Que pase la que tiene el bebé dormido, dice un guardia. La mamá camina, pasa por una puerta de chapa y entra a este lugar que se llama Colonia Penal de Ezeiza. La suciedad añeja que está por todas partes me distrae de estas imágenes que deberían tener toda mi atención, mamás con hijos entrando a la cárcel para ver a sus papás presos. Un bebé dormido entra a la cárcel y pienso que eso debería estar prohibido por algo o para algo. Pero no se me ocurre ningún argumento. Hago la cola para que me devuelvan los anteojos y las llaves del auto. Es porque hay una larga lista de objetos que no pueden entrar al penal y hay que dejarlos en el depósito. Los trámites son muy largos y lo más difícil no es responder, ni llenar papeles, ni traer documentos sellados. Lo más difícil es esperar, esperar horas, muchas horas. Ese parece ser el requisito: el que espera entra. Entra sin cinturón y con ropas que no se parezcan al uniforme de los guardiacárceles. Por eso se me caen los pantalones mientras camino hacia el auto, hacia la libertad, y dejo a Carlos Zannini en la cárcel.

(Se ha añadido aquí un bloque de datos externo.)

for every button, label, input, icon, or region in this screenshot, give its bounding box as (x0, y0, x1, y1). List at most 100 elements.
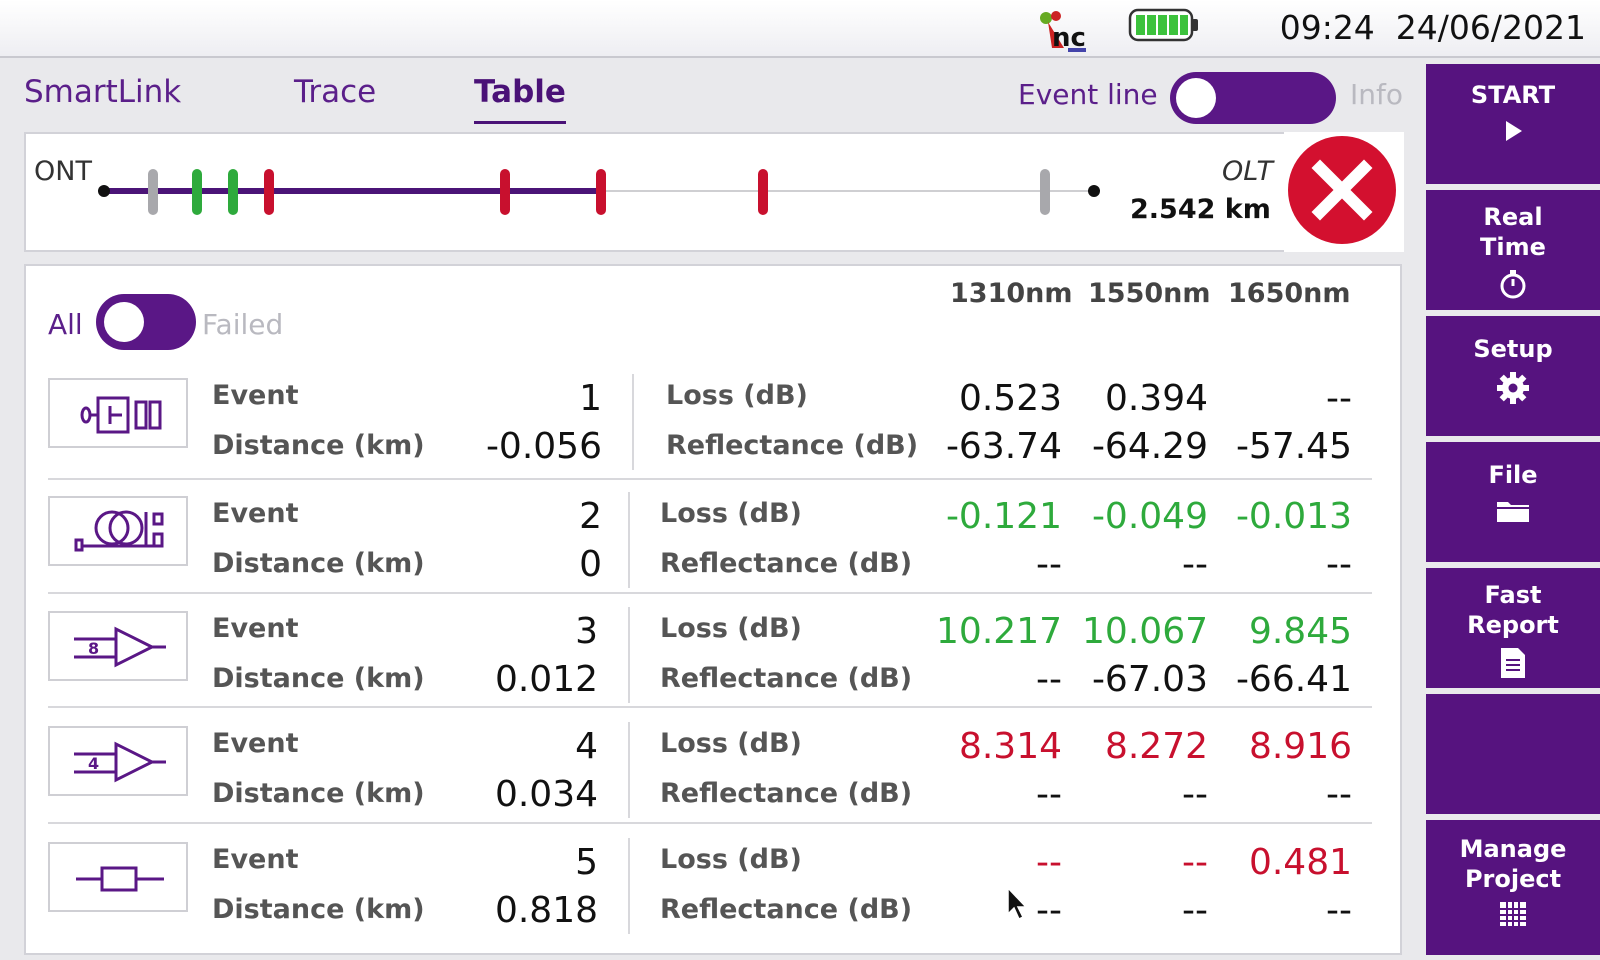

Zannini nos recibe con dos termos para tomar mate. Habla mucho Zannini, no de salir de ahí, ni de lo injusta que es su prisión, casi todo el tiempo habla de la democracia y de cuánto necesitamos recuperarla. Dice que no quiere que a nadie le pase lo que le pasa a él, estar encarcelado sin juicio y sin otra razón que las necesidades políticas de un gobierno sin ley. Dice que ni siquiera para ellos quiere revancha.
Cuenta que cuando fue encarcelado y torturado en la dictadura, no salió pensando en cómo torturar a sus carceleros, salió pensando en cómo hacer para que no hubiera más tortura. Zannini sigue siendo el mismo hombre después de tantos años. Pero el país por suerte no es el mismo. Aunque cuando salgo de ahí pienso en los que quieren que vuelva a ser aquel país que torturaba.
Eso pienso con fondo de música de cumbia en el micro que me lleva a la salida, y tengo en la cabeza una especie de furia por la injusticia, que después se me vuelve tristeza por una sociedad que tolera y a veces disfruta la injusticia. Almorzamos sanguchitos de milanesas hechas por su mujer, y Zannini se confiesa un poco obsesionado con un problema que tiene: no puede aprenderse la letra de una canción que canta Teresa Parodi y que la escucha todos los días. La canción se llama “Con el Alma en Vilo” y hasta hoy yo no la conocía.
Por un rato se la puede pasar bien en la cárcel cuando uno está entre personas que quiere. Irme y dejarlo encerrado a Zannini me provoca una rara culpa. Un feo sentimiento de que no hago lo suficiente para que él esté libre igual que yo. Igual que yo, porque total esta prisión la merece el que sea más útil para los que mandan. Hoy es Zannini, mañana nos puede tocar a cualquiera. Pasa la mamá con el bebé que duerme y pienso que con suerte el bebé no se despierta, y con suerte no se va a acordar de cuando estuvo ahí entre la suciedad y los guardiacárceles. Pienso en Zannini diciendo que hay que recuperar la democracia, y me digo: para que el bebé dormido no vaya preso aunque sea una persona de bien. Esos bebés van a vivir acá toda su vida, y nosotros tenemos que hacer las cosas para que sean gente de bien y vivan en libertad.
La libertad afuera de la cárcel cada día se achica más, pero todavía alcanza como para hacer muchas cosas. Hay que apurarse antes de que no alcance para casi nada. Zannini nos cuenta que está aprovechando a leer los libros que se adeudaba, y lo veo y pienso que el hombre está entero y está bien. Si estar bien en la cárcel fuese algo posible se podría decir que está más que bien. Pero la sociedad, afuera, hace décadas que no estaba tan mal. Y está así de mal porque gente como él está presa en cárceles de máxima seguridad como ésta.
“Yo tengo mucha paciencia”, nos dice cuando le preguntamos cómo hace. Yo no sé cuánta paciencia tengo, pero espero que me alcance. Ojalá me alcance para poder aprender todo lo que me falta aprender. Ni la bronca ni la furia ni la tristeza son buenas para eso. Paciencia para aprender, me digo mientras voy regresando a la vida de todos los días con los pantalones que se me caen, afuera del penal de Ezeiza. Aprender un montón de cosas, y aprender la canción que Zannini quiere aprender. Ahora que la escuché, la canción puede sonar triste, pero estuve pensando que lo triste, lo único triste de verdad es rendirse. Y acá, nadie se rinde. No por corajudos, sino porque parece que no podemos rendirnos, ni cuando estamos libres, ni cuando estamos presos, ni cuando se nos caen los pantalones.